Initial success breeds demands for more and more. As additional departments ask for Salesforce subscriptions, business leaders want to expand initial wins with Salesforce CRM into customer and/or partner engagement, marketing automation and analytics. New custom applications and customizations mushroom.
In addition, the complexity of scale crushes Salesforce’s responsiveness. As Salesforce use grows, innovation slows and flexibility evaporates. Why? Every app change risks breaking one of hundreds of data and process customizations, integration links, and third-party add-ons. The result: every change requires long and expensive impact-analysis and regression testing projects — killing the responsiveness that made Salesforce attractive at the start.
The Salesforce@scale dilemma is a challenge for clients to overcome, rather than an inevitable outcome of large-scale, strategic Salesforce implementations. It is a big issue because Salesforce has become a much more strategic supplier in technology strategies to win, serve and retain customers.”
That research paper was 2017 and 5 years on the challenges are arguably greater. Salesforce is now a far more powerful platform, with a broader reach, and is a strategic platform for more customers.
There are real-world benefits of a COE and a more structured approach as the Forrester and 10K Advisors research has shown. Often it is best to hear from customers. Here are both sides of the story from the Forrester article:
A food and beverage firm that adopted Salesforce for all its customer operations avoided the Salesforce@scale dilemma with planning and governance for adopting a platform as opposed to a CRM application and associated tools.
The firm set up a CoE and defined a common data model (including built-in and Custom Objects), a master data service, and a process rollout across the world. “One platform for all data and application building blocks means you need to be aligned on how you use those assets,” says a leader of the firm’s Salesforce CoE. “[The assets] have to fit together, and everyone needs an understanding of what is possible and what should be done.”
And a less successful outcome at a large US public sector agency.
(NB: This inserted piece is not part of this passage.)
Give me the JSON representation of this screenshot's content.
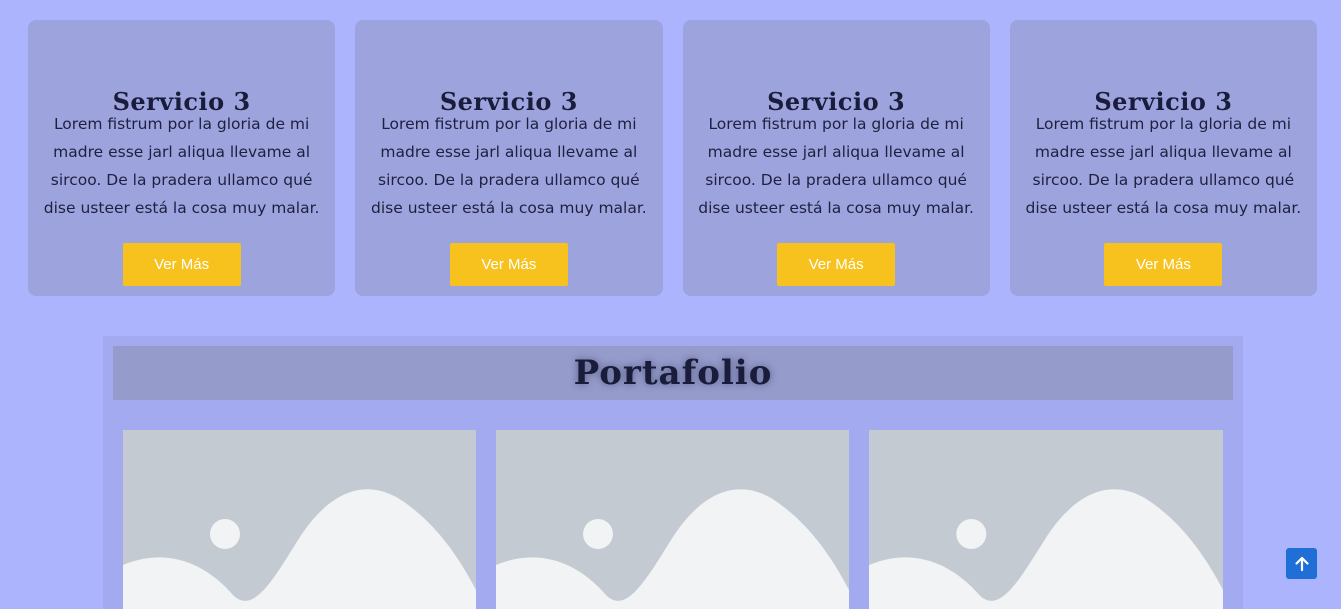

Sadly this is a more familiar story.
One department was happily using Salesforce’s core customer relationship management (CRM) application when a cloud-first directive changed everything for the worse. The directive was: move as many applications as possible to the cloud — including Salesforce.
“The perception was that it almost didn’t matter what we did — if we put apps on cloud and Salesforce, we’d be successful,” recalls the agency’s Salesforce Center of excellence (CoE) leader.
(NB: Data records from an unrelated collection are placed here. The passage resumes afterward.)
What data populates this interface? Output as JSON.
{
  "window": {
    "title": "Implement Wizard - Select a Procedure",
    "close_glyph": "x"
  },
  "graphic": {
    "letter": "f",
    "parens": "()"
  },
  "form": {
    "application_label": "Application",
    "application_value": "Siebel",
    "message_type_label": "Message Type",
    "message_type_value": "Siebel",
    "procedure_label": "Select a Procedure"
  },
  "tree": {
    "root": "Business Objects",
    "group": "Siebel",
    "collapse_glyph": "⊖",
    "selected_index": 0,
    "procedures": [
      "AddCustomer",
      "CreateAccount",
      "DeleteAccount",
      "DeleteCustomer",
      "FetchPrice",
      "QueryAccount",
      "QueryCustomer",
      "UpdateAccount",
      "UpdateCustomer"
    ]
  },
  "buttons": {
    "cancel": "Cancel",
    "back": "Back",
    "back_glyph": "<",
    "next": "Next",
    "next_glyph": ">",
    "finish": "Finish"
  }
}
The agency quickly added about 12,000 Salesforce seats in seven separate Orgs, lots of customizations, and many custom applications. As this expansion progressed, innovation on the agency’s core Salesforce apps slowed to a crawl, and operating costs rose. Updates and changes to enterprise processes and existing apps were now sluggish, although the agency still could quickly stand up isolated new applications.
“When you start adding custom code [to Salesforce], you need developers to make changes,” says the agency’s CoE leader. “And Salesforce becomes way more expensive to maintain.”